2014-09-13 Thread cees van Kemenade
Thanks  Stu  Lee,

I will be more careful next time I order a cocktail in a bar.

I wasn't aware that pr-str depended on *out*, as it could be implemented as 
a pure function, without this harmful mixing effect. I guess pr-str is used 
to get something in edn-shape without (yet) going to the none-pure 
real-world. But I expect the current implementation is (via with-out-str) 
is the fastest and the most compact implementation.

Lee, thanks for your suggestions on how to tackle the dreadful HeisenBugs.

Regards,
Cees.

On Saturday, September 13, 2014 4:01:53 PM UTC+2, Lee wrote:


 A man walks into a bar and says I used lazy evaluation and things were 
 confusing. Bartender says You might have mixed it with I/O, but then 
 again maybe you're getting tripped up by other some other 
 not-purely-functional aspect of your program or the JVM, like GC or thread 
 transitions.   

 Okay, it's not as good a joke that way, but it may be more accurate. 
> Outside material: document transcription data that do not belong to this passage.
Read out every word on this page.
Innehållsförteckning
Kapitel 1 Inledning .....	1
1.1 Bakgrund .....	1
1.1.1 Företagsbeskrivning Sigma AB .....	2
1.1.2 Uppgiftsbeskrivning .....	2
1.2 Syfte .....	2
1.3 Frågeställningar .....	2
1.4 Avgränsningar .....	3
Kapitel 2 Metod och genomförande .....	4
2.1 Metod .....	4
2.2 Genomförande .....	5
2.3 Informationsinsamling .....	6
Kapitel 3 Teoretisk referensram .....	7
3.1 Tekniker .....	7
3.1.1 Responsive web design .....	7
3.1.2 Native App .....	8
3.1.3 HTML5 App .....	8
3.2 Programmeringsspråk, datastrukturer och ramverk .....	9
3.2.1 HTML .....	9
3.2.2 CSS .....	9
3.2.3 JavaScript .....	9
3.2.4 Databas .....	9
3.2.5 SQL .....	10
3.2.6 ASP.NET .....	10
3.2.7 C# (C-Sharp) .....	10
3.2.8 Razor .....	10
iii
 While the OP's issue was IO-related, I've run into confusing 
 laziness-related bugs, some of which were indeed Heisenbugs, that didn't 
 have anything obvious to do with IO. I think some were related to GC not 
 knowing that it could collect something, while others had to do with 
 something lazy being realized in a different thread than I expected. For 
 some, I've never really figured out what was happening, but I've 
 nonetheless found that the problem went away when I switched map to mapv, 
 or filter to filterv, etc. 

 So now one of my first steps when I'm faced with a confusing bug is to 
 stamp out all of the laziness except where I'm really doing things lazily 
 on purpose, for a good reason. I've also come to think that the 
 pervasiveness and defaultness of laziness in Clojure may not really be so 
 wonderful after all. Laziness is beautiful when you want it, and when you 
 do want it it's beautiful that so much of Clojure works with it so 
 effortlessly and transparently, but it can also produce subtle problems 
 when things aren't purely functional (which is a lot of the time, in my 
 experience, sometimes for subtle reasons). 

  -Lee 


 On Sep 13, 2014, at 9:32 AM, Stuart Halloway stuart@gmail.com 
 javascript: wrote: 

  A man walks into a bar and says I used lazy evaluation and things were 
 confusing. Bartender says You mixed it with I/O without bothering to 
 look at the code.  :-) 
  
  Your experiment uses pr-str, which uses a dynamically scoped resource 
 *out* in order to create its result.  Your observation uses println, which 
 uses the same dynamically scoped resource.  Mix in different evaluation 
 strategies, and races can lead to different outcomes. Here is a much 
 smaller example: 
  
  (pr-str [1 2]) 
  (pr-str (map #(doto % println) [1 2])) 
  
  So this result is expected.  Beware I/O, and in the presence of I/O be 
 very careful in concluding that something is a value.  Your quoted-pr-str 
 is not a pure function, and so it does not make values.